JPEG, PNG, WEBP, GIF — up to 20 images. Files never leave your browser.

🔒 This tool runs entirely in your browser — your files are never uploaded to any server.

Protecting photos with a watermark is standard practice for photographers, content creators, and visual artists sharing work online. This tool lets you add a custom text watermark to any image — or a batch of up to 20 at once — entirely in the browser. No files are uploaded and no software is needed.

Fonts and Styling

Five font families are available, covering the most common watermark aesthetics:

  • Trebuchet MS — clean humanist sans-serif, suitable for modern brands and minimal photography
  • Georgia — classic serif with clear letterforms, popular for editorial and fine art photography
  • Impact — condensed and bold, the traditional stamp look
  • Palatino — refined oldstyle serif, suited for luxury or lifestyle brands
  • Courier New — monospaced typewriter face, useful for a vintage or archival feel

Each font can be set to Bold, Bold Italic, Italic, or Regular using the Style selector next to the font dropdown.

Positioning and Size

Nine fixed positions are available — three rows across the image — plus a Tile mode that repeats the watermark diagonally across the entire image at a -30° angle. Tile mode is particularly useful for proof sheets and draft documents where a corner watermark can be cropped out.

Text size is expressed as a percentage of the shorter image dimension. This means the watermark scales consistently across images of different resolutions — a 5% setting looks the same on an 800 px photo and a 4000 px one. Values between 4–8% work well for corner watermarks; 10–15% suit a centered stamp.

The padding slider controls how far the text sits from the image edge, also as a percentage of the shorter dimension. Padding has no effect in Tile mode and is hidden automatically when Tile is selected.

Batch Processing

Load up to 20 images at once by dropping them onto the upload area or selecting multiple files from the browser. The watermark settings — text, font, style, position, opacity, color — apply uniformly to all loaded images. The preview always shows the first image so you can fine-tune the appearance before processing.

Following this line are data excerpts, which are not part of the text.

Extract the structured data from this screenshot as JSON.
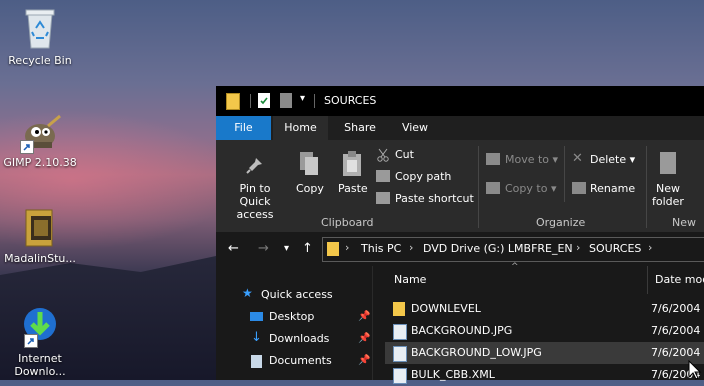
{
  "desktop": {
    "icons": [
      {
        "label": "Recycle Bin",
        "icon": "recycle-bin-icon"
      },
      {
        "label": "GIMP 2.10.38",
        "icon": "gimp-icon"
      },
      {
        "label": "MadalinStu...",
        "icon": "folder-app-icon"
      },
      {
        "label": "Internet Downlo...",
        "icon": "idm-icon"
      }
    ]
  },
  "window": {
    "title": "SOURCES",
    "tabs": [
      {
        "label": "File",
        "accent": "#1979ca"
      },
      {
        "label": "Home"
      },
      {
        "label": "Share"
      },
      {
        "label": "View"
      }
    ],
    "ribbon": {
      "clipboard": {
        "pin_label_1": "Pin to Quick",
        "pin_label_2": "access",
        "copy": "Copy",
        "paste": "Paste",
        "cut": "Cut",
        "copy_path": "Copy path",
        "paste_shortcut": "Paste shortcut",
        "group": "Clipboard"
      },
      "organize": {
        "move_to": "Move to",
        "copy_to": "Copy to",
        "delete": "Delete",
        "rename": "Rename",
        "group": "Organize"
      },
      "new": {
        "new_folder_1": "New",
        "new_folder_2": "folder",
        "group": "New"
      }
    },
    "address": {
      "crumbs": [
        "This PC",
        "DVD Drive (G:) LMBFRE_EN",
        "SOURCES"
      ],
      "separator": "›"
    },
    "nav_pane": [
      {
        "label": "Quick access",
        "icon": "star-icon"
      },
      {
        "label": "Desktop",
        "icon": "desktop-icon",
        "pinned": true
      },
      {
        "label": "Downloads",
        "icon": "download-icon",
        "pinned": true
      },
      {
        "label": "Documents",
        "icon": "documents-icon",
        "pinned": true
      }
    ],
    "columns": {
      "name": "Name",
      "date": "Date mod"
    },
    "files": [
      {
        "name": "DOWNLEVEL",
        "date": "7/6/2004",
        "type": "folder"
      },
      {
        "name": "BACKGROUND.JPG",
        "date": "7/6/2004",
        "type": "image"
      },
      {
        "name": "BACKGROUND_LOW.JPG",
        "date": "7/6/2004",
        "type": "image",
        "selected": true
      },
      {
        "name": "BULK_CBB.XML",
        "date": "7/6/2004",
        "type": "xml"
      }
    ]
  },
  "colors": {
    "accent": "#1979ca",
    "folder": "#f3c74a",
    "window_bg": "#191919",
    "ribbon_bg": "#2b2b2b"
  }
}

When multiple images are loaded, the button label changes to Download ZIP. Clicking it processes each image in sequence and packages the results into a single ZIP archive named watermarked-images.zip. Sequential processing keeps memory usage predictable and avoids overloading the browser.

Output files inside the ZIP follow the pattern original-filename-watermark.jpg (or .png).

Privacy

All image processing runs locally on a <canvas> element in your browser using the Canvas API. No image data is uploaded, sent to a server, or stored anywhere. The tool works offline once the page has loaded.

FAQ

What image formats are supported?

JPEG, PNG, WEBP, and GIF. Output can be saved as JPEG or PNG. For images with transparent backgrounds, select PNG output to preserve the transparency.

Why is the batch limit set to 20?

Processing large images uses significant browser memory. Twenty full-resolution images is a conservative ceiling that keeps the batch reliable on most devices without risking a browser crash. For larger collections, run multiple batches of 20.

Will the watermark size look the same on all images?

Yes — text size and padding are percentage-based relative to the shorter image dimension, so the watermark scales proportionally regardless of the resolution of each image in the batch.

Can I use a logo or image as the watermark?

This tool supports text-only watermarks. For image or logo watermarks, a desktop editor such as Adobe Photoshop, GIMP, or Canva is recommended.

Is there a file size limit per image?

There is no enforced limit. Very large files above 40–50 MB may be slow to decode. The tool caps canvas processing at 4096 × 4096 pixels; images larger than this are scaled down proportionally before the watermark is applied.

Why do fonts look different in some applications when I open the downloaded image?

Canvas uses the system fonts installed on your device. The preview and the downloaded image are rendered by the same canvas engine, so they match each other. Differences can appear if you open the file on a different device where the same font is rendered differently.